OPINION BY
¶ 1 Appellant, Timmy M. Wagner, appeals from the order entered on October 10, 2007, in the Lebanon County Court of Common Pleas directing him to submit to genetic testing to determine the paternity of T.L.W., a minor. Because Children and Youth Services stands in the shoes of the natural mother for the purposes of estop-pel and there was no evidentiary hearing, we vacate and remand for an estoppel hearing.
¶ 2 This Court summarized the facts of this case in a previous memorandum:
In December of 2006, [Appellee] Lebanon County Children & Youth [Appel-lee] filed a complaint for support against Appellant.... In the complaint, [Appel-lee] claimed that [Appellant] is the father of T.L.W., a minor....
The court ordered [Appellant] to appear before a conference officer on January 25, 2007. At the conference, [Appellant] did not acknowledge paternity. Consequently, on January 25, 2007, the trial court entered an order requiring [Appellant] to appear for genetic testing.
Thereafter, [Appellant] filed a motion to stay genetic testing. According to the motion, at the aforementioned conference, [Appellant] was provided with a copy of an affidavit in support of establishing paternity.
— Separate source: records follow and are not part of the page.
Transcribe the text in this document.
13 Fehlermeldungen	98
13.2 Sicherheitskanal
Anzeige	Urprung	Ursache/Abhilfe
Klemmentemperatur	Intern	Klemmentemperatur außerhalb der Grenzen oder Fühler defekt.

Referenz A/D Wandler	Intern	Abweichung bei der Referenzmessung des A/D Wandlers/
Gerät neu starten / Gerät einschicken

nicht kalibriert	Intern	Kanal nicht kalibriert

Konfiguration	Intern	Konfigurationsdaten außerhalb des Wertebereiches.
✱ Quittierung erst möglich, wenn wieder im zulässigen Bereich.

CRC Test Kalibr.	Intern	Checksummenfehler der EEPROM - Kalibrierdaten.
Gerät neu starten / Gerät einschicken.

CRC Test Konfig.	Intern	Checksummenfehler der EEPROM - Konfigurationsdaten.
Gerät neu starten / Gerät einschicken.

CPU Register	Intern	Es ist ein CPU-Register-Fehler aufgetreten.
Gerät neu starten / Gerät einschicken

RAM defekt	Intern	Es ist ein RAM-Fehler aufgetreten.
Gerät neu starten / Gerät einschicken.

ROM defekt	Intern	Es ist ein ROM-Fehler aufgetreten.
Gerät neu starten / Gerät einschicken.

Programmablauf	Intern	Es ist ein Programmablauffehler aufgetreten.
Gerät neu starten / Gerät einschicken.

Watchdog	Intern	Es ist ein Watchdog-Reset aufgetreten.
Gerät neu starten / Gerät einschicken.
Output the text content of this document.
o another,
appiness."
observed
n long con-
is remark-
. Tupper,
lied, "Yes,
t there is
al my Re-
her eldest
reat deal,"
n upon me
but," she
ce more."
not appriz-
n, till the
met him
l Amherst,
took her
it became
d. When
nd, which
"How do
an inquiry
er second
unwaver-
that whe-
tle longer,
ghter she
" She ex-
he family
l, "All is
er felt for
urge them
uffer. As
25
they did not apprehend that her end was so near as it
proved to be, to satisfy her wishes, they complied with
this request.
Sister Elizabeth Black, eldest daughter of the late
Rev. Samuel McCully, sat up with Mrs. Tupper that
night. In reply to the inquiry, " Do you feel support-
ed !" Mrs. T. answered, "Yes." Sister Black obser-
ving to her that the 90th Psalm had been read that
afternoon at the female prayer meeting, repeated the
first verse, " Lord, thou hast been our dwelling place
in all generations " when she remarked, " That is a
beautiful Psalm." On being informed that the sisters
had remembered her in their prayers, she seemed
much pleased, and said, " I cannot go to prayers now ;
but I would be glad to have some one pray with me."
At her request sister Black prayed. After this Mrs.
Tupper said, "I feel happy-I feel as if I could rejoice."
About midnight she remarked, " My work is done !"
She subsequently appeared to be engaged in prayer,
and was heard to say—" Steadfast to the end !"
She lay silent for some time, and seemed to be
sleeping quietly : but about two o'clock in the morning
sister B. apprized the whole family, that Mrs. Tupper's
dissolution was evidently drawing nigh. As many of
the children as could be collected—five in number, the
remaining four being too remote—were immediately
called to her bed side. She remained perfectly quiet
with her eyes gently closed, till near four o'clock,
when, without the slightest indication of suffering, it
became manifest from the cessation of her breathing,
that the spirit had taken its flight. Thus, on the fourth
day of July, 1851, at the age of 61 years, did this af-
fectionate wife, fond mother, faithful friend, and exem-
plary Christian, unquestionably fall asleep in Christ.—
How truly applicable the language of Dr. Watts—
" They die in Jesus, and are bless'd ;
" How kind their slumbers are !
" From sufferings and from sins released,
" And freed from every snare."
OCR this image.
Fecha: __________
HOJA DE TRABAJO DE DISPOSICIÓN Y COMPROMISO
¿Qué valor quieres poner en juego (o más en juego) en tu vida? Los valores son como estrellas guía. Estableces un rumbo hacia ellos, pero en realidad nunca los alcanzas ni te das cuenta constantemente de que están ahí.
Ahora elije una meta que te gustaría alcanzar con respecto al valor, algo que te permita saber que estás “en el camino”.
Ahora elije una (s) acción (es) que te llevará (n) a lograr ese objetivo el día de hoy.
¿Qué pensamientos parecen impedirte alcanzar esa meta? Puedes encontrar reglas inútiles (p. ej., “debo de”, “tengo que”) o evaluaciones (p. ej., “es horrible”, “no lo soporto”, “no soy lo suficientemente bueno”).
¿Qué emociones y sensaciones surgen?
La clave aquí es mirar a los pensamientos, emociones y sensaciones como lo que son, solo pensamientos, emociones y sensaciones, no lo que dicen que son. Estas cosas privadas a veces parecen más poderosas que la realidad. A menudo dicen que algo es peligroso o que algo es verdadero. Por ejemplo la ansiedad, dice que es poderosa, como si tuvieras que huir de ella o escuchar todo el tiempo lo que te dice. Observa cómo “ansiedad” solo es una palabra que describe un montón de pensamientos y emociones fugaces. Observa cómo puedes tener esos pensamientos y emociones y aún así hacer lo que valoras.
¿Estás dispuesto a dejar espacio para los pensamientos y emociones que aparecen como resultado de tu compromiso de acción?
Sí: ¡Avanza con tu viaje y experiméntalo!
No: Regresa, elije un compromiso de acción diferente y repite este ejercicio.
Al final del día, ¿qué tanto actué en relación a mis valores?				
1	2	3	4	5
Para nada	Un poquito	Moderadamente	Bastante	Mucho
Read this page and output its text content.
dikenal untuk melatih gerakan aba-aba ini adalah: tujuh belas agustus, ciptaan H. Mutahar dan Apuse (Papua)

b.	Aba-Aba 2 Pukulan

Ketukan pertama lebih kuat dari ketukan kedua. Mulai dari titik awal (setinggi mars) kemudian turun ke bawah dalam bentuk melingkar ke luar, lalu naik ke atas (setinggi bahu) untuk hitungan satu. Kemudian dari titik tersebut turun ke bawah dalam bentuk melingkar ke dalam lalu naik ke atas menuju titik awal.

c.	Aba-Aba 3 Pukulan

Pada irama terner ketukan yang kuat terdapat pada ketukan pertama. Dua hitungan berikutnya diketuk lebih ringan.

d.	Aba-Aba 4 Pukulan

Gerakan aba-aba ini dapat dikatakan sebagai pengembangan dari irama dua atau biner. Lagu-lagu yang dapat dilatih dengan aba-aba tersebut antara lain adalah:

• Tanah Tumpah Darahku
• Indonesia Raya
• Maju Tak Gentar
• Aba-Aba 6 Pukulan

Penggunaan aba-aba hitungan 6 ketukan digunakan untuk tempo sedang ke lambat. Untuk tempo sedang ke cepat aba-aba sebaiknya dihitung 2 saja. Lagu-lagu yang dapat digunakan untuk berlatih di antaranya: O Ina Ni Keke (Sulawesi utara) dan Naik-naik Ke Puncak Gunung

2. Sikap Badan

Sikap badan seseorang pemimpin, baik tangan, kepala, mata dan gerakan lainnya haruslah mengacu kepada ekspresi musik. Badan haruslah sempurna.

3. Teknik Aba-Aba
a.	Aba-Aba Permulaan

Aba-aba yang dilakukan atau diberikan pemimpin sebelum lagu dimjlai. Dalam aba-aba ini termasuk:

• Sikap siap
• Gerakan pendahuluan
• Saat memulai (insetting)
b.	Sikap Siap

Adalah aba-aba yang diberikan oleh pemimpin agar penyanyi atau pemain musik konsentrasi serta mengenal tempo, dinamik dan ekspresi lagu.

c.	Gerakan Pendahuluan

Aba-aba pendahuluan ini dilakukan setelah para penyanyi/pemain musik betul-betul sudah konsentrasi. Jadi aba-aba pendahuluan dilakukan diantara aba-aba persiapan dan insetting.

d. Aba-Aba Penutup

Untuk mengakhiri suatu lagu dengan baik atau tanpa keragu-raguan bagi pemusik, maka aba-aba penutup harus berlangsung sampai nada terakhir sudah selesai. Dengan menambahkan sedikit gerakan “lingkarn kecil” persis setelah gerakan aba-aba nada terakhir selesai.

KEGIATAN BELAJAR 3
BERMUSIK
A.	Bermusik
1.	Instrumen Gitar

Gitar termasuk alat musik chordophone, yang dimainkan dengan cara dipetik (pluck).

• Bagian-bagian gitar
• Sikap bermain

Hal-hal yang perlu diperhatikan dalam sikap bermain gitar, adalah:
The affidavit was completed by L.W. (“Mother”), T.L.W.’s natural mother.1 [Appellant’s motion asserted that the affidavit indicated that Mother was married to B.W. [Husband] when T.L.W. was born, that [Husband] was named as the father on T.L.W.’s birth certificate, and that [Husband] acted and presented himself as T.L.W.’s father. Based upon this information, [Appellant] contended that a presumption of paternity attached to [Husband] as to T.L.W. [Appellant], therefore, averred that “it would be improper for [him] to be subjected to genetic testing regarding the paternity of [T.L.W.,] and *873the [c]omplaint [for support] against him should be dismissed.2 Motion to Stay Genetic Testing, 2/6/07, at ¶ 5.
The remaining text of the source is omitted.